Kur'an-ı Kerim ve Türkçe Meali Sayfa 460
11. De ki: 'Ben dini yalnız O'na halis kılarak Allah'a ibadet etmekle emrolundum.
12. Ve ben Müslümanların ilki olmakla emrolundum.'
13. De ki: 'Şüphesiz ben, eğer Rabbime karşı gelirsem büyük bir günün azabından korkarım.'
14. De ki: 'Ben dinimi yalnız O'na halis kılarak Allah'a ibadet ediyorum.
15. Artık O'ndan başka dilediğinize ibadet edin.' De ki: 'Gerçekte ziyana uğrayanlar, kıyamet günü kendilerini de ailelerini de ziyana sokanlardır. İyi bilin ki, bu apaçık bir kayıptır.'
16. Onların üstlerinde ateşten tabakalar vardır, altlarında da tabakalar vardır. İşte Allah kullarını bununla korkutuyor. Ey kullarım!

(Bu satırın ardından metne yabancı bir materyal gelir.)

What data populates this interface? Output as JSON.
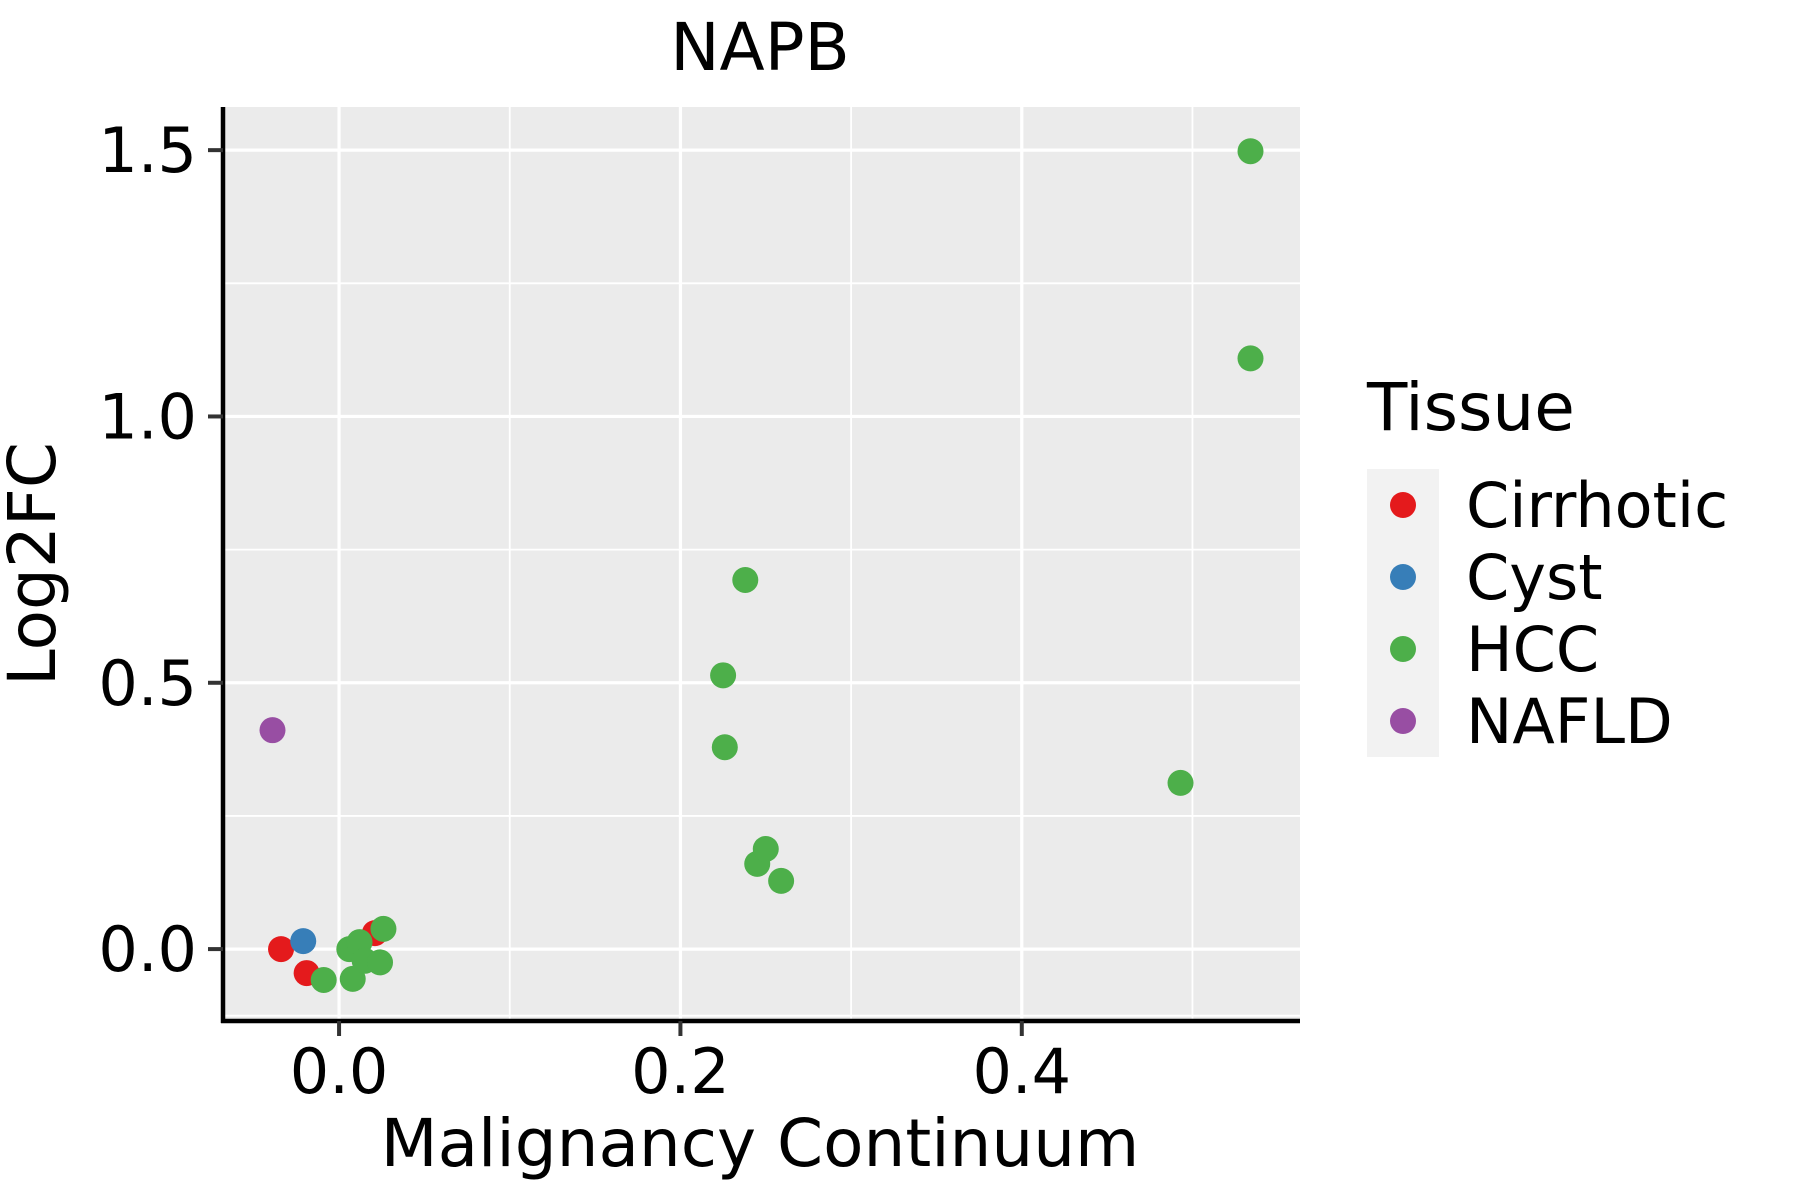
{
  "figure": {
    "background": "#ffffff"
  },
  "chart_data": {
    "type": "scatter",
    "title": "NAPB",
    "xlabel": "Malignancy Continuum",
    "ylabel": "Log2FC",
    "panel": {
      "background": "#EBEBEB",
      "grid_color": "#FFFFFF",
      "spine_color": "#000000",
      "tick_color": "#333333",
      "grid": "on"
    },
    "xlim": [
      -0.068,
      0.563
    ],
    "ylim": [
      -0.135,
      1.581
    ],
    "x_ticks": [
      {
        "value": 0.0,
        "label": "0.0"
      },
      {
        "value": 0.2,
        "label": "0.2"
      },
      {
        "value": 0.4,
        "label": "0.4"
      }
    ],
    "y_ticks": [
      {
        "value": 0.0,
        "label": "0.0"
      },
      {
        "value": 0.5,
        "label": "0.5"
      },
      {
        "value": 1.0,
        "label": "1.0"
      },
      {
        "value": 1.5,
        "label": "1.5"
      }
    ],
    "x_minor_ticks": [
      0.1,
      0.3,
      0.5
    ],
    "y_minor_ticks": [
      -0.125,
      0.25,
      0.75,
      1.25
    ],
    "point_radius_px": 13,
    "legend": {
      "title": "Tissue",
      "position": "right",
      "key_background": "#F2F2F2"
    },
    "series": [
      {
        "name": "Cirrhotic",
        "color": "#E41A1C",
        "points": [
          [
            -0.034,
            0.0
          ],
          [
            -0.019,
            -0.045
          ],
          [
            0.021,
            0.03
          ]
        ]
      },
      {
        "name": "Cyst",
        "color": "#377EB8",
        "points": [
          [
            -0.021,
            0.015
          ]
        ]
      },
      {
        "name": "HCC",
        "color": "#4DAF4A",
        "points": [
          [
            -0.009,
            -0.058
          ],
          [
            0.006,
            0.0
          ],
          [
            0.008,
            -0.056
          ],
          [
            0.012,
            0.013
          ],
          [
            0.015,
            -0.022
          ],
          [
            0.024,
            -0.025
          ],
          [
            0.026,
            0.038
          ],
          [
            0.225,
            0.514
          ],
          [
            0.226,
            0.379
          ],
          [
            0.238,
            0.693
          ],
          [
            0.245,
            0.16
          ],
          [
            0.25,
            0.188
          ],
          [
            0.259,
            0.128
          ],
          [
            0.493,
            0.312
          ],
          [
            0.534,
            1.109
          ],
          [
            0.534,
            1.498
          ]
        ]
      },
      {
        "name": "NAFLD",
        "color": "#984EA3",
        "points": [
          [
            -0.039,
            0.411
          ]
        ]
      }
    ]
  }
}
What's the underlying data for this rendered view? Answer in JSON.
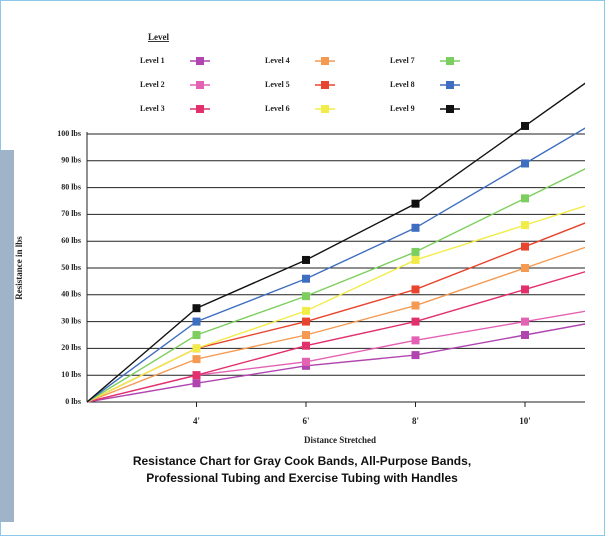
{
  "chart_data": {
    "type": "line",
    "legend_title": "Level",
    "x_label": "Distance Stretched",
    "y_label": "Resistance in lbs",
    "caption": [
      "Resistance Chart for Gray Cook Bands, All-Purpose Bands,",
      "Professional Tubing and Exercise Tubing with Handles"
    ],
    "categories": [
      null,
      "4'",
      "6'",
      "8'",
      "10'"
    ],
    "ylim": [
      0,
      100
    ],
    "yticks": [
      {
        "value": 0,
        "label": "0 lbs"
      },
      {
        "value": 10,
        "label": "10 lbs"
      },
      {
        "value": 20,
        "label": "20 lbs"
      },
      {
        "value": 30,
        "label": "30 lbs"
      },
      {
        "value": 40,
        "label": "40 lbs"
      },
      {
        "value": 50,
        "label": "50 lbs"
      },
      {
        "value": 60,
        "label": "60 lbs"
      },
      {
        "value": 70,
        "label": "70 lbs"
      },
      {
        "value": 80,
        "label": "80 lbs"
      },
      {
        "value": 90,
        "label": "90 lbs"
      },
      {
        "value": 100,
        "label": "100 lbs"
      }
    ],
    "grid": true,
    "series": [
      {
        "name": "Level 1",
        "color": "#b045b0",
        "values": [
          0,
          7,
          13.5,
          17.5,
          25
        ]
      },
      {
        "name": "Level 2",
        "color": "#e462b4",
        "values": [
          0,
          10,
          15,
          23,
          30
        ]
      },
      {
        "name": "Level 3",
        "color": "#e2306c",
        "values": [
          0,
          10,
          21,
          30,
          42
        ]
      },
      {
        "name": "Level 4",
        "color": "#f49a52",
        "values": [
          0,
          16,
          25,
          36,
          50
        ]
      },
      {
        "name": "Level 5",
        "color": "#e8452e",
        "values": [
          0,
          20,
          30,
          42,
          58
        ]
      },
      {
        "name": "Level 6",
        "color": "#f2ec48",
        "values": [
          0,
          20,
          34,
          53,
          66
        ]
      },
      {
        "name": "Level 7",
        "color": "#7ccf5e",
        "values": [
          0,
          25,
          39.5,
          56,
          76
        ]
      },
      {
        "name": "Level 8",
        "color": "#3e6ec0",
        "values": [
          0,
          30,
          46,
          65,
          89
        ]
      },
      {
        "name": "Level 9",
        "color": "#111111",
        "values": [
          0,
          35,
          53,
          74,
          103
        ]
      }
    ]
  }
}
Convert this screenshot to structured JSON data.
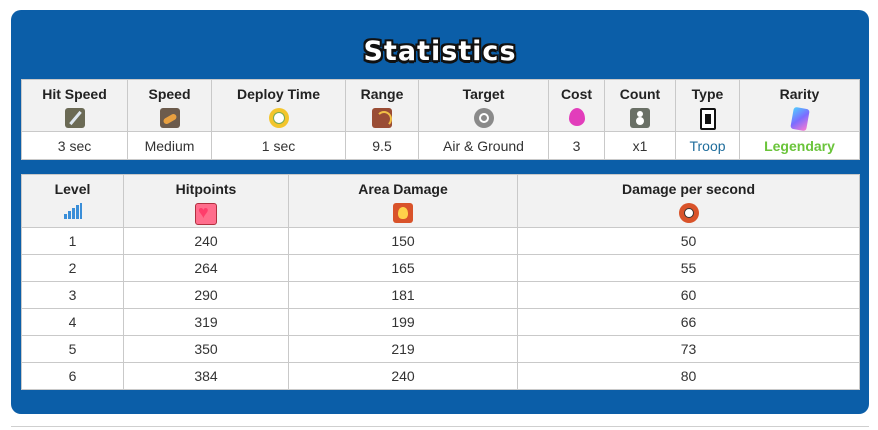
{
  "title": "Statistics",
  "stats": {
    "headers": [
      "Hit Speed",
      "Speed",
      "Deploy Time",
      "Range",
      "Target",
      "Cost",
      "Count",
      "Type",
      "Rarity"
    ],
    "icons": [
      "sword-icon",
      "boot-icon",
      "clock-icon",
      "bow-icon",
      "crosshair-icon",
      "elixir-drop-icon",
      "troop-count-icon",
      "troop-card-icon",
      "rarity-cards-icon"
    ],
    "values": [
      "3 sec",
      "Medium",
      "1 sec",
      "9.5",
      "Air & Ground",
      "3",
      "x1",
      "Troop",
      "Legendary"
    ]
  },
  "levels": {
    "headers": [
      "Level",
      "Hitpoints",
      "Area Damage",
      "Damage per second"
    ],
    "icons": [
      "signal-bars-icon",
      "heart-icon",
      "fire-icon",
      "fire-clock-icon"
    ],
    "rows": [
      [
        "1",
        "240",
        "150",
        "50"
      ],
      [
        "2",
        "264",
        "165",
        "55"
      ],
      [
        "3",
        "290",
        "181",
        "60"
      ],
      [
        "4",
        "319",
        "199",
        "66"
      ],
      [
        "5",
        "350",
        "219",
        "73"
      ],
      [
        "6",
        "384",
        "240",
        "80"
      ]
    ]
  },
  "colors": {
    "panel": "#0b5ea8",
    "troop": "#1f6d9c",
    "legendary": "#6ac43a"
  }
}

Benden sakının.
17. Tağut'tan, ona ibadet etmekten sakınıp Allah'a yönelenlere gelince, onlar için müjde vardır. Şu halde kullarımı müjdele!
18. Onlar ki, sözü dinler ve en güzeline uyarlar. İşte onlar Allah'ın kendilerini hidayete erdirdikleridir ve onlar akıl sahipleridir.
19. Hakkında (azab) söz(ü) hak olmuş olanı; ateşte olanı sen mi kurtaracaksın?
20. Buna karşılık yollarını Allah ve kitabı vasıtasıyla bulanlar, öteki dünyada üst üste bina edilmiş, altlarından ırmaklar akan yüksek köşklere sahip olacaklardır. Bu Allah'ın verdiği sözdür, Allah sözünden caymaz.
21. Allah'ın gökten su indirdiğini, onu yerden kaynaklara geçirdiğini, sonra onunla değişik renklerde ekinler çıkardığını görmedin mi? Sonra kurur ve sen onu sararmış halde görürsün. Sonra onu bir çöp haline getirir. Şüphesiz bunda akıl sahipleri için bir öğüt vardır.